When asked how long they had known each other, the two professors from the former Soviet Union laugh knowingly: “Since always,” they reply. They actually met in the late 1980s at a lecture on the restricted Burnside problem given by Zelmanov when Shumyatsky was still a pre-doctoral student.

Relationship with mathematics during childhood

Shumyatsky does not remember having a particular preference for mathematics during his childhood, “although I used to play chess, a game considered to be mathematical. So I have probably always been secretly in love with mathematics”. Zelmanov, however, admits that for a long time he has liked thinking about difficult mathematical problems. “I was lucky to have a very good maths teacher who encouraged and helped me. What is more, in the former Soviet Union, being a mathematics or physics teacher was the most prestigious option, ahead of being an actor or a sportsperson.”

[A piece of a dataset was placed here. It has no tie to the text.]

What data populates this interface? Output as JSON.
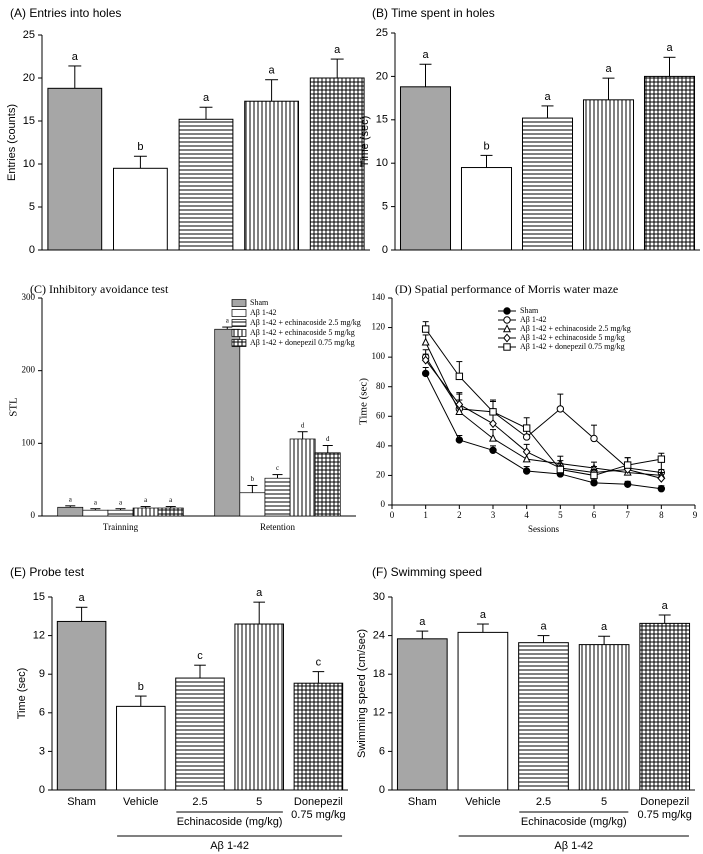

Influence on their careers as mathematicians

Zelmanov remembers his teachers Shirshov and Bokut of the former Soviet Union. However, “I never met Malcev, but he also had a great influence on my work. And in the United States, I would say Jacobson. Jacobson was a colossus in our area of mathematics. I later became his official successor at Yale University. I moved into his study.” Shumyatsky admits that his teachers were not famous mathematicians, “but they were good teachers. One of the mathematicians who really influenced me was Brian Hartley, at that time a great expert in group theory. Now I reckon people probably won’t know much about his work. Efim's work has made quite an impact on me. My mathematical interests are very closely related to that.”

Choice of subjects to investigate

The two professors agree that everyone has “a list of difficult problems that accompany us throughout our lives”, but that, nevertheless, they cannot work on all of them “because the question is whether I have any possibilities”. Zelmanov stresses that “it is very important to choose a problem”, and underlines the importance of attending conferences like these. “At every conference, we listen to talks given by others, and perhaps unconsciously, we weigh them up, to see whether or not they can help us with the problems on our lists. We see what everyone else is interested in. Somehow, the interactions seem to find common interests. Sometimes it's also about personal chemistry: I like the talk, I like the person and I want to work with him/her”.

The future of mathematics

Zelmanov says, “Mathematics has never affected our daily lives as much as it does now. In a sense, we are entering the information revolution, which has its roots in mathematics and which emerged out of mathematics. Everyone understands this, which is why all students are required to take mathematics courses. So welcome to the bright future of mathematics”.